Георгий Ансимов. Уроки отца, протоиерея Павла Ансимова, новомученика Российского. — М.: Издательский Совет Русской Православной Церкви, 2005.— 256 с.
«Невысокая женщина с добрыми глазами, сидевшая за трапезой со мной рядом, тихо, как мне показалось, почти что шепотом, сказала, что я могу посетить храм моего отца. Я, заикаясь, многократно переспрашивал, зная, что храма нет, что стоит уродливый могильник на святом месте, а она тихо повторяла: “Храм, где служил Ваш отец”. Для убедительности уточнила: “Ваш отец, отец Павел, Павел Георгиевич Ансимов. Приезжайте. Там идут службы. Отец Дионисий…”
Храм восстановлен? Отец Дионисий? Мой отец… Восстановленный храм… Ехать к этому могильнику, к той глыбе, которую я в ужасе объезжал пор дороге в больницу?»
Сын написал книгу об отце. Отец — священник Павел Ансимов, расстреляный 21 ноября 1937 года на Бутовском полигоне и в июле 2005 года причтенный к лику новомучеников и исповедников Российских. Сын — музыкант, профессор, режиссер-постановщик Большого театра. А тогда ему было 15 лет.
Острый вкус к детали, яркие образы удивительной силы. Композиция книги музыкальна — не вычислена по линейке и циркулю, подчинена не хронологии, а внутренней силе образов. Это не портрет. Не собрание нравственных уроков, вопреки заглавию. Не икона и не житие. Не воспоминания в прямом смысле слова: многие главы включают то, чего автор книги не мог знать, видеть, помнить,— то, что было до его рождения, то, чего не видел никто из живых и о чем не мог рассказать отец. Не документальная проза: здесь много анахронизмов, ошибок в деталях быта — это при всей выпуклой яркости и силе!
И даже непонятно сперва, как это возможно – совместить художественное повествование, явный вымысел, домысел, искусную беллетристику — и сам предмет, саму его всё превосходящую реальность.

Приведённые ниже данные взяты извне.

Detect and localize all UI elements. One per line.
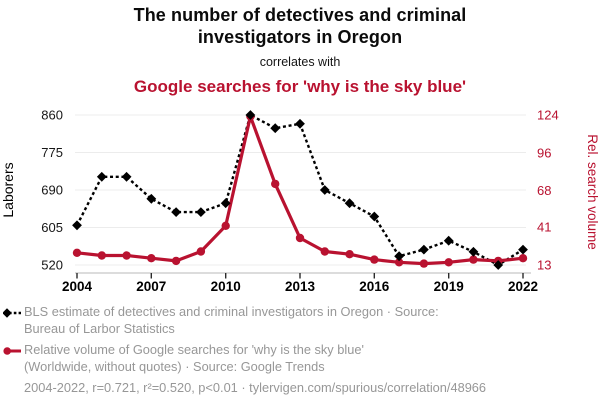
data-point-detectives <box>295 118 305 129</box>
data-point-detectives <box>72 220 82 231</box>
left-axis-title: Laborers <box>0 162 16 217</box>
right-axis-tick-label: 41 <box>537 220 551 235</box>
footnote-spacer <box>3 383 21 395</box>
black-series-marker-icon <box>3 308 21 318</box>
data-point-searches <box>394 258 404 267</box>
data-point-searches <box>147 254 156 263</box>
x-tick-label: 2013 <box>285 279 316 294</box>
page-title-line-2: investigators in Oregon <box>197 27 403 47</box>
data-point-detectives <box>121 171 132 182</box>
x-tick-label: 2010 <box>211 279 241 294</box>
right-axis-title: Rel. search volume <box>585 134 600 250</box>
correlates-with-label: correlates with <box>259 55 341 69</box>
x-tick-label: 2004 <box>62 279 93 294</box>
data-point-searches <box>97 251 107 260</box>
data-point-detectives <box>493 260 504 270</box>
red-subtitle: Google searches for 'why is the sky blue… <box>133 77 467 96</box>
right-axis-tick-label: 13 <box>537 258 551 273</box>
data-point-detectives <box>171 207 181 217</box>
data-point-searches <box>271 179 280 189</box>
right-axis-tick-label: 124 <box>537 108 559 123</box>
right-axis-tick-label: 96 <box>537 145 551 160</box>
data-point-searches <box>320 247 329 256</box>
legend-row-black-series: BLS estimate of detectives and criminal … <box>3 304 597 337</box>
data-point-detectives <box>443 235 454 246</box>
x-tick-label: 2022 <box>508 279 538 294</box>
data-point-detectives <box>468 246 479 257</box>
stats-footnote: 2004-2022, r=0.721, r²=0.520, p<0.01 · t… <box>24 380 487 395</box>
left-axis-tick-label: 520 <box>41 258 63 273</box>
legend-series1-line2: Bureau of Larbor Statistics <box>24 320 175 336</box>
x-tick-label: 2007 <box>136 279 166 294</box>
left-axis-tick-label: 860 <box>41 108 63 123</box>
left-axis-tick-label: 775 <box>41 145 63 160</box>
left-axis-tick-label: 690 <box>41 183 63 198</box>
data-point-detectives <box>419 244 429 255</box>
data-point-detectives <box>96 171 107 182</box>
data-point-searches <box>345 250 354 259</box>
x-tick-label: 2016 <box>359 279 390 294</box>
data-point-searches <box>444 258 453 267</box>
data-point-detectives <box>146 193 157 204</box>
data-point-searches <box>122 251 131 260</box>
data-point-searches <box>370 255 379 264</box>
legend-row-footnote: 2004-2022, r=0.721, r²=0.520, p<0.01 · t… <box>3 380 597 397</box>
data-point-searches <box>518 254 528 263</box>
data-point-detectives <box>344 198 355 209</box>
x-tick-label: 2019 <box>434 279 464 294</box>
legend-series1-line1: BLS estimate of detectives and criminal … <box>24 304 439 319</box>
data-point-searches <box>72 248 82 257</box>
red-series-marker-icon <box>3 347 21 355</box>
data-point-searches <box>171 256 181 266</box>
data-point-detectives <box>220 198 231 209</box>
data-point-detectives <box>196 207 206 217</box>
data-point-detectives <box>518 244 528 255</box>
data-point-searches <box>469 255 478 264</box>
left-axis-tick-label: 605 <box>41 220 63 235</box>
data-point-detectives <box>394 251 404 262</box>
data-point-detectives <box>369 211 380 222</box>
legend-series2-line2: (Worldwide, without quotes) · Source: Go… <box>24 358 325 374</box>
data-point-searches <box>295 233 305 243</box>
legend-row-red-series: Relative volume of Google searches for '… <box>3 342 597 375</box>
legend-series2-line1: Relative volume of Google searches for '… <box>24 342 364 357</box>
right-axis-tick-label: 68 <box>537 183 551 198</box>
page-title-line-1: The number of detectives and criminal <box>133 5 467 25</box>
data-point-searches <box>196 247 206 256</box>
data-point-detectives <box>245 110 256 120</box>
legend: BLS estimate of detectives and criminal … <box>3 304 597 402</box>
data-point-detectives <box>270 123 281 134</box>
data-point-searches <box>221 221 230 230</box>
chart-header: The number of detectives and criminal in… <box>0 4 600 97</box>
data-point-detectives <box>319 185 330 195</box>
data-point-searches <box>419 259 429 268</box>
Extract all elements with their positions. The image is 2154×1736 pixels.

Книга об отце. Но, замечая несообразности, с первой главы «Ансамбль», которая, как звук камертона, задает музыкальный тон книге,— захватываешься этим музыкальным потоком.
А потом он возносит к тем главам, где уже перехватывает дыхание, к тому, о чем написать невозможно, что нельзя представить воображением, что можно пережить, только умерев и воскреснув — и ты оказываешься вместе с теми — у бутовской расстрельной ямы, — надгробное рыдание творяще песнь: Аллилуиа.
В этой главе больше всего фактических неточностей, и всех этих людей НИКТО не мог видеть, значит, они «выдуманы»… Но свершается то, чего не может никакая литература сама по себе: свершается живое присутствие, оглушительный поток любви и подвига тех, чьей кровью украшена Церковь и чьей святостью мы живы.
Это писал сын — об отце. Только так это можно было написать. И невозможно было написать иначе, как разорванным сердцем — в единении с мученической смертью отца и побеждающей смерть Любовью.
Это книга о том, что смерти нет.
«По дороге я то откидывался назад, то, подъезжая к страшному месту, прижимался к стеклу. Я ждал еще одной встречи с уродливым саркофагом. Мелькнула ограда, около нее стояла та приветливая женщина. А за оградой — Боже! За оградой — чудо! Храм! Настоящий, живой, яркий, сверкающий, праздничный храм! Тот самый! Папин! Мой! Наш!»